MikeMennel, feel free to rant on CAP if you like. I own that stock and put up a few pointers last week about how iron ore forecasts would impact on that stock.
The way I see it is this.
Iron ore prices are set to fall quite steeply over the next four to five years, but the analysis to depict an exact target is quite convoluted. For example, the out-and-out IO bears reckon $60/t is headed our way, while a culmination of ten analysts agreed on an average price of $120/t in 2015 for 63% IO fines (see CAP thread for article).
Personally, I think we are going to end up in the middle ground, with prices falling about 40%-50% by 2015, which would have us at around $80-$90/t for 63% Fe fines. What we have to remember is that quite a few of the ramp up projects from the majors are being delayed with environmental and logistical issues and thus the seaborne supply surplus might not end up being as high as some are expecting it to be. Furthermore, a high percentage of forecasts for IO are anticipating a decline in growth in China. Now this is all well and good to speculate on if you want to be conservative, but such a possibility isn't set in stone by any means. I'm not an expert on the Chinese economy, but if it continues to grow at $6%+pa then I think you'll find that the seaborne surplus once again won't be as high as many are predicting it will be.
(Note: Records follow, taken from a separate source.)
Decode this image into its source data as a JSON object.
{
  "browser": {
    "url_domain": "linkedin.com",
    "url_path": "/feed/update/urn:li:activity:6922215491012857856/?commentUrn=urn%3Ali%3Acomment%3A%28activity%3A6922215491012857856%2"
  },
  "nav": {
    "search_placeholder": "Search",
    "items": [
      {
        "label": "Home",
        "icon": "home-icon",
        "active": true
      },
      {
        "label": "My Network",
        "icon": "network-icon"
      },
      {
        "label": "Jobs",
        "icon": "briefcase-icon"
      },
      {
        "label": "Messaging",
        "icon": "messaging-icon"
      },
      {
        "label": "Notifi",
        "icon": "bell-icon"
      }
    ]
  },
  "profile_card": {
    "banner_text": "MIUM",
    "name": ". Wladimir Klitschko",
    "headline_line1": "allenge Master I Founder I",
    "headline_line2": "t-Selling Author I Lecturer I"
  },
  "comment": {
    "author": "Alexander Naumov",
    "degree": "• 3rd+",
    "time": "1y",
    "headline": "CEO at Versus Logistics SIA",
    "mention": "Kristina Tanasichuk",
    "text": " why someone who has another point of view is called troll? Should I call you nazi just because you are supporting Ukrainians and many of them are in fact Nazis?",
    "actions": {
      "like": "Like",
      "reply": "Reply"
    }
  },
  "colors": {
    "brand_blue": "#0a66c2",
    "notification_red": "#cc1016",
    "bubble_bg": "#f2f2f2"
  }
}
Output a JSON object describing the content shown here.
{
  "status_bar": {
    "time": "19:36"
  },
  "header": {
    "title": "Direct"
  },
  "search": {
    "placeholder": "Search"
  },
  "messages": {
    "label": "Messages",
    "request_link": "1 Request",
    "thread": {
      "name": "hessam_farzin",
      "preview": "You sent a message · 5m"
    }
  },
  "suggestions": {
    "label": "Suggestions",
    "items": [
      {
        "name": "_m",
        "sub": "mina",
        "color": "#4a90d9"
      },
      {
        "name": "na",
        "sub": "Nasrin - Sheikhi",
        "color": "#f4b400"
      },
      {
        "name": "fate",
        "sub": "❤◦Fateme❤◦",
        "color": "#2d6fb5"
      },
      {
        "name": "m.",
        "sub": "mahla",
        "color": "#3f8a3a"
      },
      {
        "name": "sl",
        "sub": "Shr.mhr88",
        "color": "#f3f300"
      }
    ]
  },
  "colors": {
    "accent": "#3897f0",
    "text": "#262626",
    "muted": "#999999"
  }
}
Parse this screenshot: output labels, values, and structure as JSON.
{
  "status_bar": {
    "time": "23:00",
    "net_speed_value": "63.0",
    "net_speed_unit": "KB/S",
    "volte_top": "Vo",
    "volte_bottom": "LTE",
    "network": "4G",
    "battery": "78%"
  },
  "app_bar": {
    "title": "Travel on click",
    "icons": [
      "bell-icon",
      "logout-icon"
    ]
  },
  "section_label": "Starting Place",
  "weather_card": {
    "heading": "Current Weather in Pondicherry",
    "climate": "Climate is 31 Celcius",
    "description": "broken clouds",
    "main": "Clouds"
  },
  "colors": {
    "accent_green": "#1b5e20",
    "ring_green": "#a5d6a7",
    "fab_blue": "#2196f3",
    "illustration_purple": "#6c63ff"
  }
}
Prices will fall, of that there is no denying, but you will find that the low cost producers and developers will be able to weather the storm. The ones that will really get hurt are those whose DSO OPEX is $60+ per tonne, or the magnetite producers who will be operating at north of $80/t. If a company is under that threshold, then they should be able to look forward to long term profitability provided something catastrophic. If I recall correctly, both AGO and FMG fit that bill.